Miscellaneous & Quirky
Eating less meat for planetary and population health: Government policy or your choice? (9th March)
A strange, but interesting question.Meat production is predicted to double by 2050, despite the rise of vegan culture, and the panel will explore the role that policies could (and should) play in changing what people eat for our own benefit.
Beyond Images (7th-19th March)
This exhibition consists entirely of images produced by conservation technologies, such as 3D scanning systems, Geographic Information Systems (GIS), electron-microscopy, aerial drones and GPS tracking. It should be interesting to see how these foreign ‘cold’ terms can be translated into something appealing to the eye. An interesting collaboration between the arts and sciences for pragmatists and dreamers alike. (There’s also the chance to meet the conservationists who employ these techniques on a daily basis.)
More science pranks (14th March)
Steve Mould from BBC One’s Britain’s Brightest will do plenty of science experiments that will amaze you – or at least amuse you if you’re a know-it-all undergraduate. Check out his YouTube channel if you don’t believe me: he does a whole array of stuff and is quite the charmer.
Brain, body and mind: New directions in the neuroscience and philosophy of consciousness (16th March)
The definition of consciousness is a classic question that never gets old. Is (insert animal here) conscious? Can robots become conscious? Philosopher Professor Tim Crane and neuroscientist Dr Srivas Chennu will strive to make the answer as thought-provoking and unreachable as possible. (I only kid…but not really.)
The science of out-of-body experiences (19th March)

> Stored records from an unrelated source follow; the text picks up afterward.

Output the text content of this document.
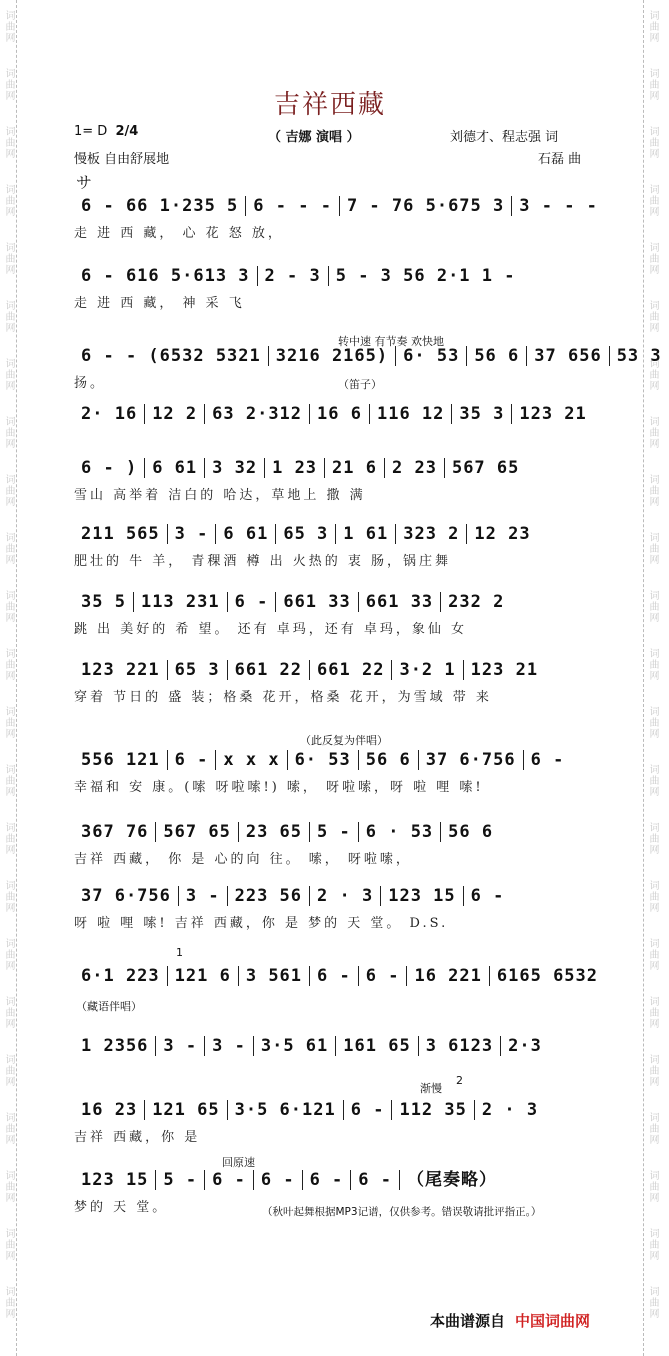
词曲网
词曲网
词曲网
词曲网
词曲网
词曲网
词曲网
词曲网
词曲网
词曲网
词曲网
词曲网
词曲网
词曲网
词曲网
词曲网
词曲网
词曲网
词曲网
词曲网
词曲网
词曲网
词曲网
词曲网
词曲网
词曲网
词曲网
词曲网
词曲网
词曲网
词曲网
词曲网
词曲网
词曲网
词曲网
词曲网
词曲网
词曲网
词曲网
词曲网
词曲网
词曲网
词曲网
词曲网
词曲网
词曲网
吉祥西藏
1= D 2/4	（ 吉娜 演唱 ）	刘德才、程志强 词
慢板 自由舒展地	石磊 曲
サ
6 - 66 1·235 5 6 - - - 7 - 76 5·675 3 3 - - -
走 进 西 藏， 心 花 怒 放，
6 - 616 5·613 3 2 - 3 5 - 3 56 2·1 1 -
走 进 西 藏， 神 采 飞
6 - - (6532 5321 3216 2165) 6· 53 56 6 37 656 53 3
扬。
2· 16 12 2 63 2·312 16 6 116 12 35 3 123 21
6 - ) 6 61 3 32 1 23 21 6 2 23 567 65
雪山 高举着 洁白的 哈达，草地上 撒 满
211 565 3 - 6 61 65 3 1 61 323 2 12 23
肥壮的 牛 羊， 青稞酒 樽 出 火热的 衷 肠，锅庄舞
35 5 113 231 6 - 661 33 661 33 232 2
跳 出 美好的 希 望。 还有 卓玛，还有 卓玛，象仙 女
123 221 65 3 661 22 661 22 3·2 1 123 21
穿着 节日的 盛 装；格桑 花开，格桑 花开，为雪域 带 来
556 121 6 - x x x 6· 53 56 6 37 6·756 6 -
幸福和 安 康。(嗦 呀啦嗦!) 嗦， 呀啦嗦，呀 啦 哩 嗦!
367 76 567 65 23 65 5 - 6 · 53 56 6
吉祥 西藏， 你 是 心的向 往。 嗦， 呀啦嗦，
37 6·756 3 - 223 56 2 · 3 123 15 6 -
呀 啦 哩 嗦! 吉祥 西藏，你 是 梦的 天 堂。 D.S.
6·1 223 121 6 3 561 6 - 6 - 16 221 6165 6532
1 2356 3 - 3 - 3·5 61 161 65 3 6123 2·3
16 23 121 65 3·5 6·121 6 - 112 35 2 · 3
吉祥 西藏，你 是
123 15 5 - 6 - 6 - 6 - 6 - （尾奏略）
梦的 天 堂。
转中速 有节奏 欢快地
（笛子）
（此反复为伴唱）
（藏语伴唱）
渐慢
回原速
1
2
（秋叶起舞根据MP3记谱，仅供参考。错误敬请批评指正。）
本曲谱源自 中国词曲网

Dr Jane Aspell from the Department of Psychology at Anglia Ruskin University will use neuroscience to explain out-of-body experiences, in terms of how the brain creates the experience of one’s self inhabiting a body. Even if you’re not convinced, isn’t it enough to intrigue you to go anyway?
The scientific secrets of Doctor Who (19th March)

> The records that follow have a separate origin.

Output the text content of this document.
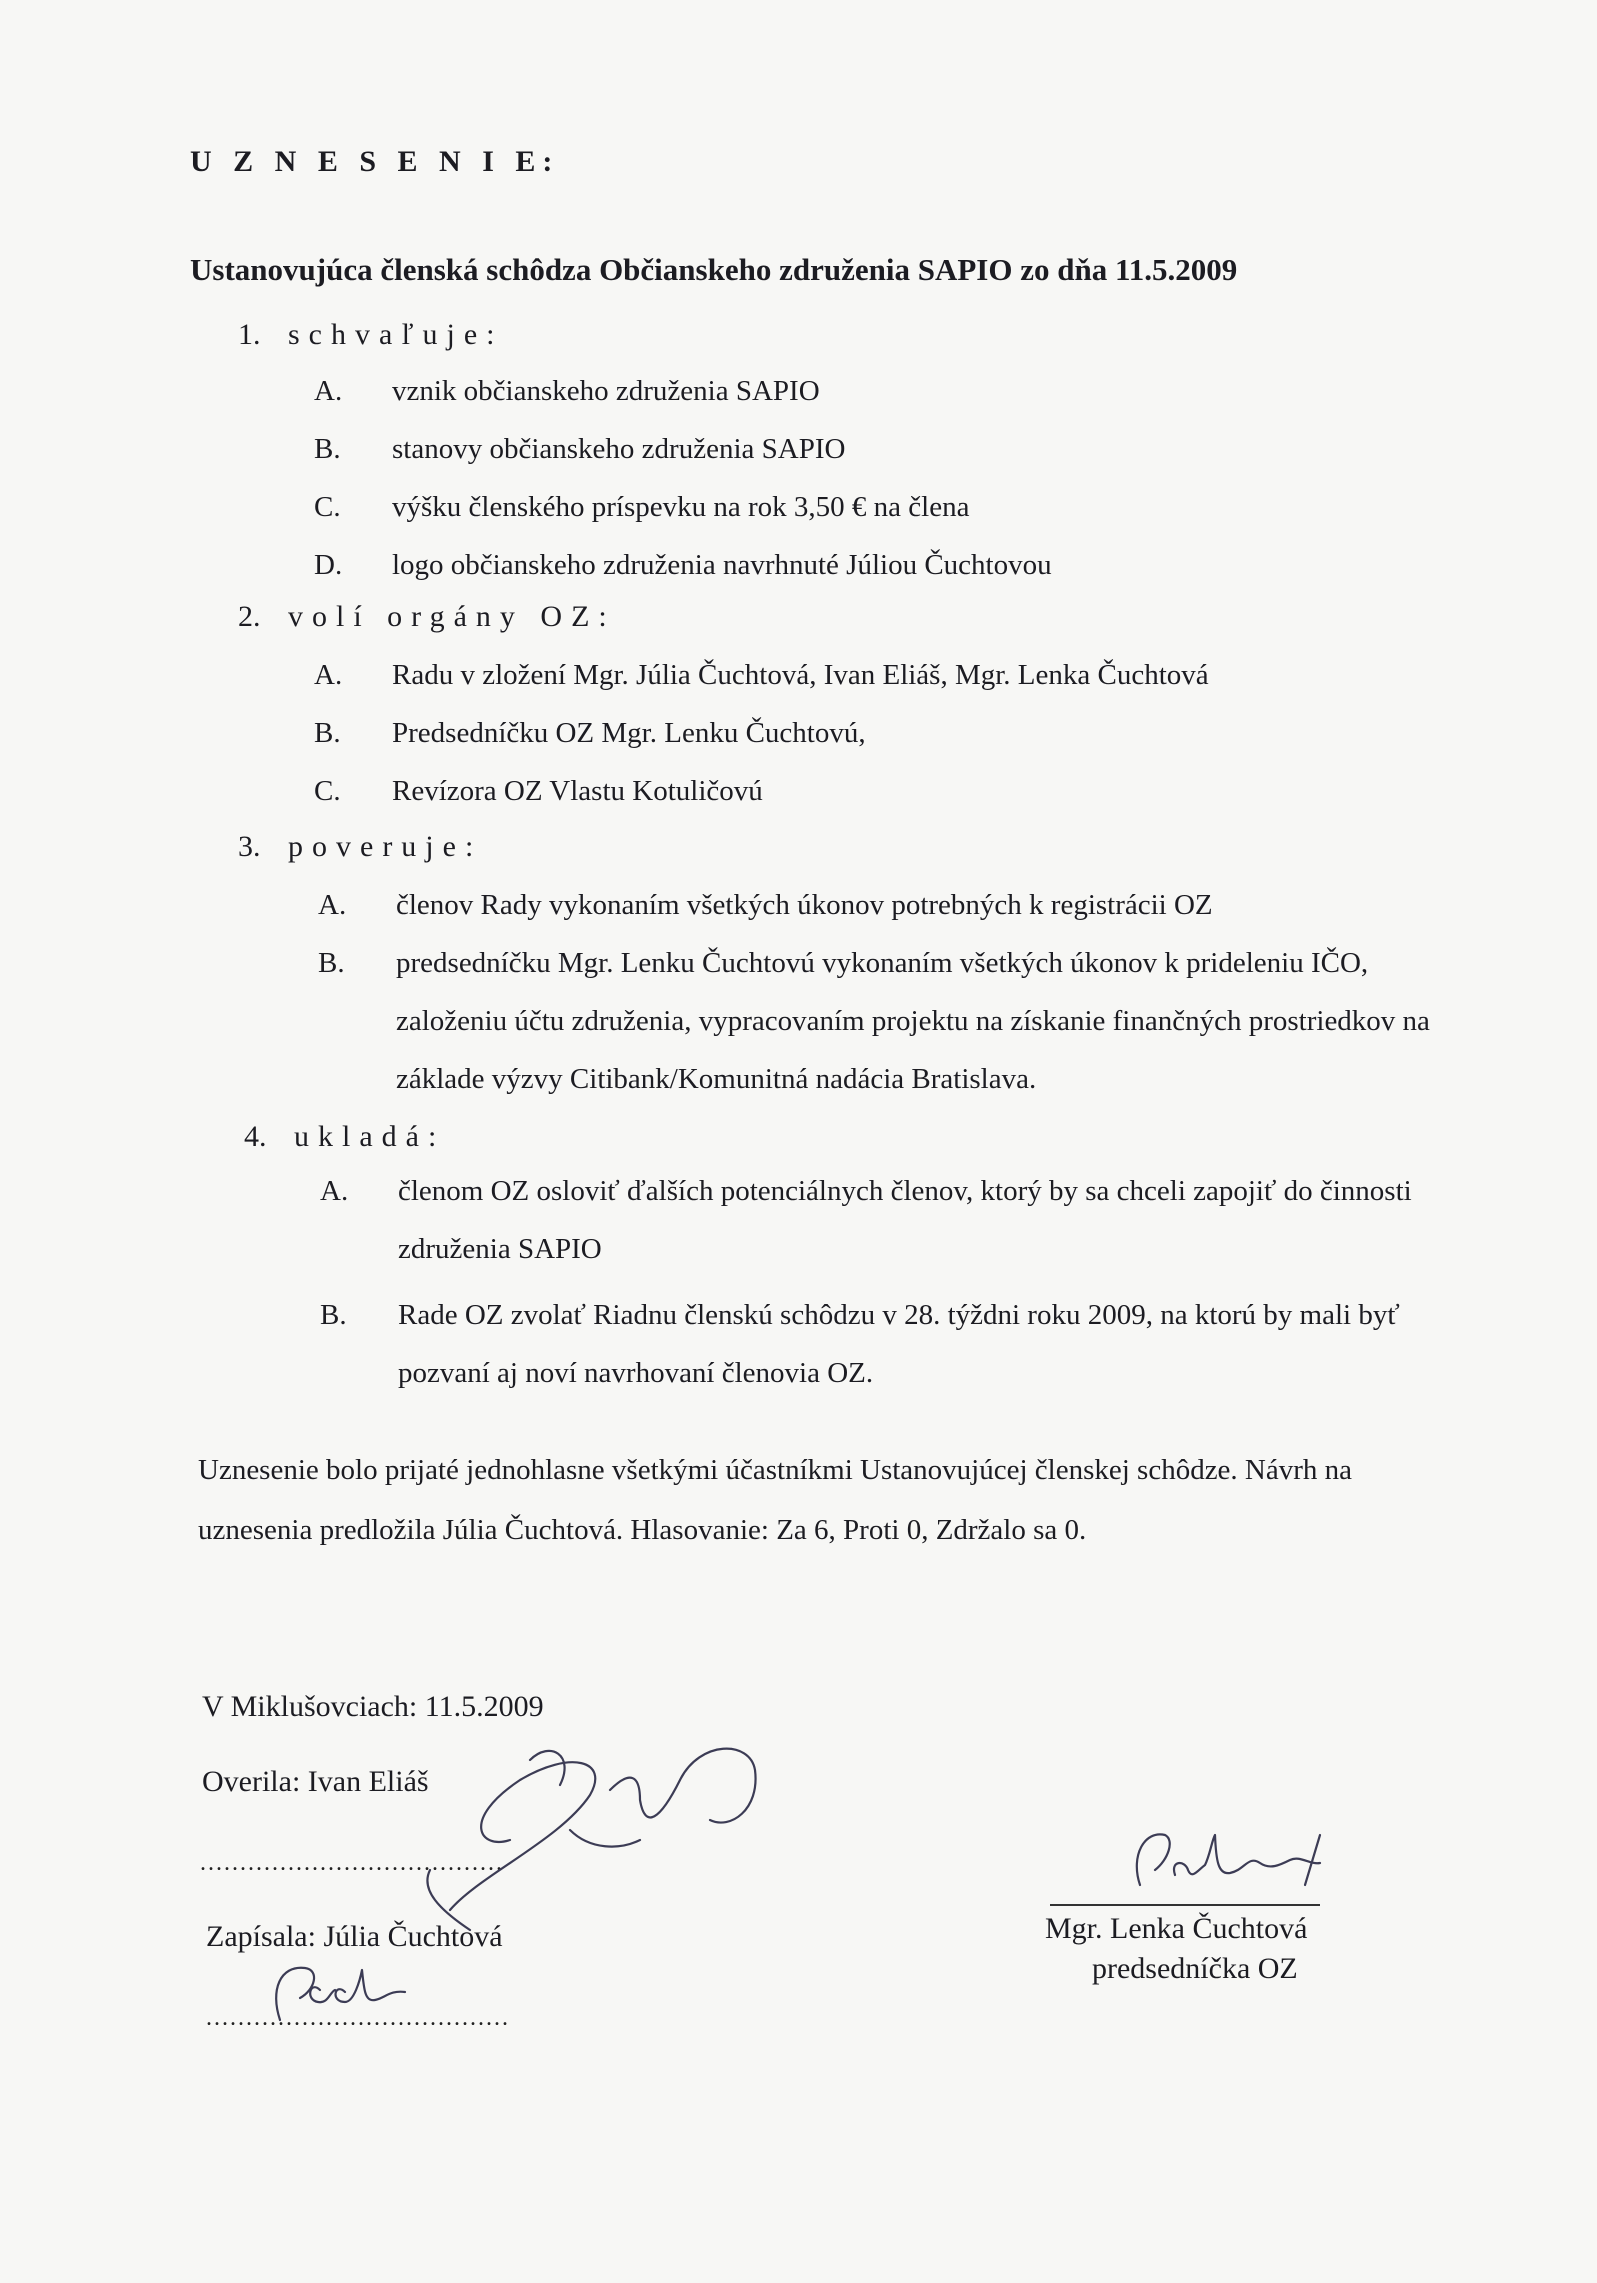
U Z N E S E N I E:
Ustanovujúca členská schôdza Občianskeho združenia SAPIO zo dňa 11.5.2009
1. schvaľuje:
A. vznik občianskeho združenia SAPIO
B. stanovy občianskeho združenia SAPIO
C. výšku členského príspevku na rok 3,50 € na člena
D. logo občianskeho združenia navrhnuté Júliou Čuchtovou
2. volí orgány OZ:
A. Radu v zložení Mgr. Júlia Čuchtová, Ivan Eliáš, Mgr. Lenka Čuchtová
B. Predsedníčku OZ Mgr. Lenku Čuchtovú,
C. Revízora OZ Vlastu Kotuličovú
3. poveruje:
A. členov Rady vykonaním všetkých úkonov potrebných k registrácii OZ
B. predsedníčku Mgr. Lenku Čuchtovú vykonaním všetkých úkonov k prideleniu IČO, založeniu účtu združenia, vypracovaním projektu na získanie finančných prostriedkov na základe výzvy Citibank/Komunitná nadácia Bratislava.
4. ukladá:
A. členom OZ osloviť ďalších potenciálnych členov, ktorý by sa chceli zapojiť do činnosti združenia SAPIO
B. Rade OZ zvolať Riadnu členskú schôdzu v 28. týždni roku 2009, na ktorú by mali byť pozvaní aj noví navrhovaní členovia OZ.
Uznesenie bolo prijaté jednohlasne všetkými účastníkmi Ustanovujúcej členskej schôdze. Návrh na uznesenia predložila Júlia Čuchtová. Hlasovanie: Za 6, Proti 0, Zdržalo sa 0.
V Miklušovciach: 11.5.2009
Overila: Ivan Eliáš
......................................
Zapísala: Júlia Čuchtová
......................................
Mgr. Lenka Čuchtová
predsedníčka OZ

Yup, there’s something even for the die-hard Whovians. Using clips from the TV series, Dr Marek Kukula and Simon Guerrier will show how Doctor Who uses science to tell its complex stories of space and time-travel. (But they probably won’t be able to explain what made Clara Oswald “the Impossible Girl”. Too timey-wimey.) They claim to show how close it has come to predicting future scientific discoveries – it’s up to you to find out whether that’s such a far-fetched idea. Don’t blink, or you just might miss it.